Table 3. Data set overview.
| Data set | Features | Samples | Normalisation method |
|---|---|---|---|
| Leukemia MILE study | 67191 | 2095 | 1 |
| Normal human hematopoiesis with AMLs | 67191 | 296 | 1,7 |
| Immgen Key populations | 47273 | 256 | 2 |
| AML versus normal | 67191 | 252 | 3 |
| AML TCGA data set | 67191 | 244 | 1 |
| AML TCGA data set versus normal | 67191 | 244 | 3 |
| AML Normal Karyotype | 54675 | 234 | 1 |
| AML Normal Karyotype versus normal | 67191 | 234 | 3 |
| Normal human hematopoiesis (DMAP) | 35459 | 211 | 4 |
| Immgen abT cells | 47273 | 190 | 2 |
| Immgen Dentritic cells | 47273 | 151 | 2 |
| Immgen MFs Monocytes Neutrophils | 47273 | 114 | 2 |
| Immgen B cells | 47273 | 103 | 2 |
| Normal human hematopoiesis (HemaExplorer) | 57270 | 77 | 5 |
| Immgen gdT cells | 47273 | 76 | 2 |
| Immgen Stem and progenitor cells | 47273 | 76 | 2 |
| Mouse normal hematopoietic system | 57613 | 67 | 4 |
| Immgen Activated T cells | 47273 | 55 | 2 |
| Immgen NK cells | 47273 | 47 | 2 |
| Immgen Stromal cells | 47273 | 39 | 2 |
| Mouse normal (RNA seq) | 45426 | 52 | 6 |
| BloodPool | 67191 | 2120 | 1,7 |
| BloodPool versus normal | 67191 | 2076 | 3,7 |
Normalisation method legend:
1 Each cancer sample is normalised together with a set of samples from sorted normal myeloid populations. All samples where normalised using RMA. Comparison of gene expression values is not possible with other data sets in Bloodspot.
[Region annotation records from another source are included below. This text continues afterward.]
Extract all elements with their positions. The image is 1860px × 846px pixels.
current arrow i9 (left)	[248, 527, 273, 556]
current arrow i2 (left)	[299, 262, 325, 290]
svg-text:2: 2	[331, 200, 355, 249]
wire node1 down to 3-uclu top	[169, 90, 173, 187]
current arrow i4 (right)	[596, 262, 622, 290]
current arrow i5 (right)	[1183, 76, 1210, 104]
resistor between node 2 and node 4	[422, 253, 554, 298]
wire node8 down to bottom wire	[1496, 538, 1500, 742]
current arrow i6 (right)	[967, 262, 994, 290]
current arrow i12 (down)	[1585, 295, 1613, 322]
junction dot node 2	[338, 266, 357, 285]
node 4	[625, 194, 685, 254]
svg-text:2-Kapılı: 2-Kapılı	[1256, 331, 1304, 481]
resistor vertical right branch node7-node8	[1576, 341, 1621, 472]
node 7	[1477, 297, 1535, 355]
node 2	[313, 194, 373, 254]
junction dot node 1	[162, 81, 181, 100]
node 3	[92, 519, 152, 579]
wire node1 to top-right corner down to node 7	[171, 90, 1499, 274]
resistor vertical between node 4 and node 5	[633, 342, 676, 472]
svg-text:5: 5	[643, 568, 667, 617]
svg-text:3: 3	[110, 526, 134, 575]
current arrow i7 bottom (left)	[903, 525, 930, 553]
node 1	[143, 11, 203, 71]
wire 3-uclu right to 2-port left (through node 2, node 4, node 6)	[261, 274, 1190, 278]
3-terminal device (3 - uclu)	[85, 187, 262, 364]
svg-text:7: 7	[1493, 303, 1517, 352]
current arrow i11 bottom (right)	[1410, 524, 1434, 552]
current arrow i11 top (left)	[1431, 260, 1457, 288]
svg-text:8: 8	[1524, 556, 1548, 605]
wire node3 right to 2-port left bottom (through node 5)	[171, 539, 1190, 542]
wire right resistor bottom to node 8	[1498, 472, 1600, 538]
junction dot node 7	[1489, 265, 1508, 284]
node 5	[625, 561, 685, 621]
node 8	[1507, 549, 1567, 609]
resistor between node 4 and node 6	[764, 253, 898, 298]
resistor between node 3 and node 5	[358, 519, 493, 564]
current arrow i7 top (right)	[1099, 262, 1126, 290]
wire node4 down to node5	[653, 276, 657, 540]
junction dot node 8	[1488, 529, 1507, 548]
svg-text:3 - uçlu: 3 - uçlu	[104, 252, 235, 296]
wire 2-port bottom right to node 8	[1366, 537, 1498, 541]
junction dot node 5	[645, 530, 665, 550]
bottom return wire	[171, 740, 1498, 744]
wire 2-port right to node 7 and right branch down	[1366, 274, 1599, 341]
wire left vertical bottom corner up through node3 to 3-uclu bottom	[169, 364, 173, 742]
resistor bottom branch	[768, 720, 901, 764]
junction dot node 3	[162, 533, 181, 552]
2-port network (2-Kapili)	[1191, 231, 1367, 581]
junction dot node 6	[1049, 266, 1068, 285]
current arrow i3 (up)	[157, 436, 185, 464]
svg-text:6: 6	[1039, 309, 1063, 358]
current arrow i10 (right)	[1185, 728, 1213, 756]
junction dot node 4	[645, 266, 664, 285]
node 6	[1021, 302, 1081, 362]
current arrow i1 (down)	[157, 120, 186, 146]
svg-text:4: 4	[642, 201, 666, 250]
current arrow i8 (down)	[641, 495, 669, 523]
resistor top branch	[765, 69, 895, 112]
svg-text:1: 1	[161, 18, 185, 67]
2 All samples from the ImmGen data sets were normalised together with RMA. Samples were subsequently attributed to the different data sets in BloodSpot. This means that comparison of gene expression values is possible across all ImmGen data sets.
3 The data are normalised according to Rapin et al. Briefly, each cancer sample is normalised together with a set of samples from sorted normal myeloid populations. Next, using a PCA-based method, the 5 closest normal samples from the cancer sample are averaged and this computed normal sample are next compared to the cancer sample allowing for computation of gen expression fold changes. See Supplementary Methods and Rapin et al. (10).
4 All sampleswhere
normalised using RMA. Comparison of gene expression values is not possible with other datasets in Bloodspot.
5
See our previous work (Bagger et al. (3)).
6 The data were processed using the bcbio nextgen RNA-seq pipeline. Count data were subsequently processed with DESeq2's variance stabilising transformation method.
7 The data was batch corrected using ComBat, taking study number as batch.